Anthrax source likely from U.S.

Cox News Service and Associated Press

WASHINGTON — White House officials said Monday that the anthrax mailed to Capitol Hill in October likely came from within the United States, and the State Department was looking at a letter that contained white powder.

"The evidence is increasingly looking like it was a domestic source," said White House Press Secretary Ari Fleischer. But he also cautioned that "this remains something that is not final, nor totally conclusive yet."

Speculation that the anthrax originated in a U.S. lab is mounting following a Washington Post report published Sunday that the genetic makeup of the anthrax used in the letters mailed to Sens. Thomas Daschle, D-S.D., and Patrick Leahy, D-Vt., matches the anthrax in the Army’s stockpile.

But Army officials discounted the theory that their lab is the original source of the anthrax. They note that the Army obtained the anthrax from the Agriculture Department and shared it with five labs in the United States, Canada and Britain.

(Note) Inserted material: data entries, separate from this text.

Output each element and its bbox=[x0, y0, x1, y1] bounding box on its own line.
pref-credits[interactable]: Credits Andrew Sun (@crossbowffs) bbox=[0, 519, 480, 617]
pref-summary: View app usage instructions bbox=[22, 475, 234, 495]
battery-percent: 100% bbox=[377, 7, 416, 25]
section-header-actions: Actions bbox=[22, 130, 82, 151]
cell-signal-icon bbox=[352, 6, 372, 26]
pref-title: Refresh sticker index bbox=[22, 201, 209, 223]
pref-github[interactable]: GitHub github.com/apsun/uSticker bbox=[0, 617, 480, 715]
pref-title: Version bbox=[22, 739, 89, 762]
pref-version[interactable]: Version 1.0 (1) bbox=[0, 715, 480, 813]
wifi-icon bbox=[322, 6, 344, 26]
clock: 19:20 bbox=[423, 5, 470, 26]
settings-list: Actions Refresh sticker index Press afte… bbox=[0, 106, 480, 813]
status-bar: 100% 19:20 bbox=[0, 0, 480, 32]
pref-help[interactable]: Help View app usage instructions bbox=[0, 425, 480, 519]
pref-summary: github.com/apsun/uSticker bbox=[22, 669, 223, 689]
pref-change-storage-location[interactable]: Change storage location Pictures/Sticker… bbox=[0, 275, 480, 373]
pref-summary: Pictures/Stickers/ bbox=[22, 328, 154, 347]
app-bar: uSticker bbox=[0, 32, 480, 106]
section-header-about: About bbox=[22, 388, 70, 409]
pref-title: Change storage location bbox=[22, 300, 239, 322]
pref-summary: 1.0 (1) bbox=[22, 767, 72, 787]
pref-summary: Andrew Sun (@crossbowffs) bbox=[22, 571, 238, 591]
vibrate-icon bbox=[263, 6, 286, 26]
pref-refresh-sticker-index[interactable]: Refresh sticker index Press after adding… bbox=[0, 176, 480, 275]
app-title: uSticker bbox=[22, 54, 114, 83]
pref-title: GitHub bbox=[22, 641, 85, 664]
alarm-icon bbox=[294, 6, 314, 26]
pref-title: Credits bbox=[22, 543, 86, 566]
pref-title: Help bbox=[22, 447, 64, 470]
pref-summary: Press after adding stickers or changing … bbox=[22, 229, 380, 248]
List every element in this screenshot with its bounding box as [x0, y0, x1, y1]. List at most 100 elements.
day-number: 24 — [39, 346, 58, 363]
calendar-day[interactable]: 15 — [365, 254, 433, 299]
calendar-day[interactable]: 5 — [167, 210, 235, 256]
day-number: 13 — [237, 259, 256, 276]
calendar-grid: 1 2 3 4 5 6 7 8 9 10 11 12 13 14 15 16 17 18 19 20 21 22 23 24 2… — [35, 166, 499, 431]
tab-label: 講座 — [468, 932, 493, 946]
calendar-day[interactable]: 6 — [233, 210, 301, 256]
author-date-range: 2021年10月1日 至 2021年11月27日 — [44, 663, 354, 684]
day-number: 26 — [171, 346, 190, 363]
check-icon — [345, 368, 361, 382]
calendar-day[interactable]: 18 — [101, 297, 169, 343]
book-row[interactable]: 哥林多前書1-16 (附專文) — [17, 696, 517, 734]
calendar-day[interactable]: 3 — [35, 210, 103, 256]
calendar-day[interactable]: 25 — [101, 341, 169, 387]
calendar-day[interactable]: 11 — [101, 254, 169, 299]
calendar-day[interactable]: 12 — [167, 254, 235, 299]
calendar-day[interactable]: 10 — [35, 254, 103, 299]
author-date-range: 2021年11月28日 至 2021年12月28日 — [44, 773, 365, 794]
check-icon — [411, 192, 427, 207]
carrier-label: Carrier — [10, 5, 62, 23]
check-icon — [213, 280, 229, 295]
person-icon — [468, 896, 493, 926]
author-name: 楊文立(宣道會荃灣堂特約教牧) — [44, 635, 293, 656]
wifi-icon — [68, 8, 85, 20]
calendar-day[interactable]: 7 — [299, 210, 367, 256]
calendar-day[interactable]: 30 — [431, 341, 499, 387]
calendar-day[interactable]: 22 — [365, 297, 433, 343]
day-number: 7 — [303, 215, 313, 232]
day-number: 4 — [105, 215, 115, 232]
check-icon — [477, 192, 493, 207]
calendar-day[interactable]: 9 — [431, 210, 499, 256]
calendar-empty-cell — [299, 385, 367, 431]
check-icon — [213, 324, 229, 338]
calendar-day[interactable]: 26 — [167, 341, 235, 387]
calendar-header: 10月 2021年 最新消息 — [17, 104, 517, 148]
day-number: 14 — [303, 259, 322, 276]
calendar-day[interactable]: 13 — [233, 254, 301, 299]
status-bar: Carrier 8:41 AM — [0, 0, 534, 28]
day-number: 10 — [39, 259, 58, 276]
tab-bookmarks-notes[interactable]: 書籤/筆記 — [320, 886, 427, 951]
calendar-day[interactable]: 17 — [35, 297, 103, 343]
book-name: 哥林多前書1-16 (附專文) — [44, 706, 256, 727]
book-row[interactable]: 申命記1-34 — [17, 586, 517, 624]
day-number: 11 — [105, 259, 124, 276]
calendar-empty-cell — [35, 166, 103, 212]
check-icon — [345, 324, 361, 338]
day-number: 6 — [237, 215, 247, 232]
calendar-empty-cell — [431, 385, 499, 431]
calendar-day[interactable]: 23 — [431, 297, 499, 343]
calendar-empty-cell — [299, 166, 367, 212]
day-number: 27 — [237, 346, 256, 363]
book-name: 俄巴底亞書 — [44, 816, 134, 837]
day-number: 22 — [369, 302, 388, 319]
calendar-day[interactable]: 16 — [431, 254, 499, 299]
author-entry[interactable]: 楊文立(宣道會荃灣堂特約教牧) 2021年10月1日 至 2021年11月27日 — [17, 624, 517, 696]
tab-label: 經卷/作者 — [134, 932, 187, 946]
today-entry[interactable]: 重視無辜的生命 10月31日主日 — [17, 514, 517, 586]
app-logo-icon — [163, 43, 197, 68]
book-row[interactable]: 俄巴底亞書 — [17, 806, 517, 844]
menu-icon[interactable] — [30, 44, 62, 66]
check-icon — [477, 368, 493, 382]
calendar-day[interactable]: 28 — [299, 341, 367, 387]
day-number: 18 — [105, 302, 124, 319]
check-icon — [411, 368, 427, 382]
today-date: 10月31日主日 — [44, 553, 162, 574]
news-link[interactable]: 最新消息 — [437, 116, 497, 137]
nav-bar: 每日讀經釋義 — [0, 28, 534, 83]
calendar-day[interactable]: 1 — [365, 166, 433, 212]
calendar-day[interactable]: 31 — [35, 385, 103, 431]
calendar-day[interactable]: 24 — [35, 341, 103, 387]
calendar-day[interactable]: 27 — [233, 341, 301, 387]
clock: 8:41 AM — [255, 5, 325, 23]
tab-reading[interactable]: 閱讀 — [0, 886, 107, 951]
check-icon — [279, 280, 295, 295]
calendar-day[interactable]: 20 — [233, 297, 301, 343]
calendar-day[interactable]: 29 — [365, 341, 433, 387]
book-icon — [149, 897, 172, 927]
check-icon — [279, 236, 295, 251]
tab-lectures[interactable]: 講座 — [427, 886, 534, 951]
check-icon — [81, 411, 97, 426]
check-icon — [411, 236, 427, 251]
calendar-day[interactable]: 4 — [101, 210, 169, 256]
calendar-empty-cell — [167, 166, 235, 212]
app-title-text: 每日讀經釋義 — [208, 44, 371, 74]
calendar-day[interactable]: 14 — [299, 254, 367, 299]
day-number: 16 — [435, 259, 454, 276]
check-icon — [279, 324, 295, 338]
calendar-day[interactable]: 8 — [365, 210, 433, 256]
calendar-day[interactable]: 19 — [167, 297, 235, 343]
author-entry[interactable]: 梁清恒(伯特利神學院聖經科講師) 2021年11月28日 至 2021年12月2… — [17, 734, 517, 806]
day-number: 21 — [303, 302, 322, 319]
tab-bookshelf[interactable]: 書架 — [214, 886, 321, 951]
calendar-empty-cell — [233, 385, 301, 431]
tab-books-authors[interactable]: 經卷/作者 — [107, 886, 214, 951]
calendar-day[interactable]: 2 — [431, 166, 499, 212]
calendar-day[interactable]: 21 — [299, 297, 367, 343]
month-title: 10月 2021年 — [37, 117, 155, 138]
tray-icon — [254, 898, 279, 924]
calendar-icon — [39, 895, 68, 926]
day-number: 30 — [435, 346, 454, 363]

At the State Department, the FBI was called to examine a white powder found in an envelope addressed to Deputy Secretary of State Richard Armitage. The envelope moved through the regular U.S. mail system and officials assumed that it had been irradiated, said Lynn Cassel, a department spokeswoman.

Cassel said the letter was addressed in "block letters," but she did not know if the envelope or the writing resembled that found on previous, anthrax-tainted letters.

Meanwhile, officials reported that the Hart Senate Office Building will need a third round of fumigation to kill lingering anthrax spores after technical difficulties thwarted decontamination efforts this weekend.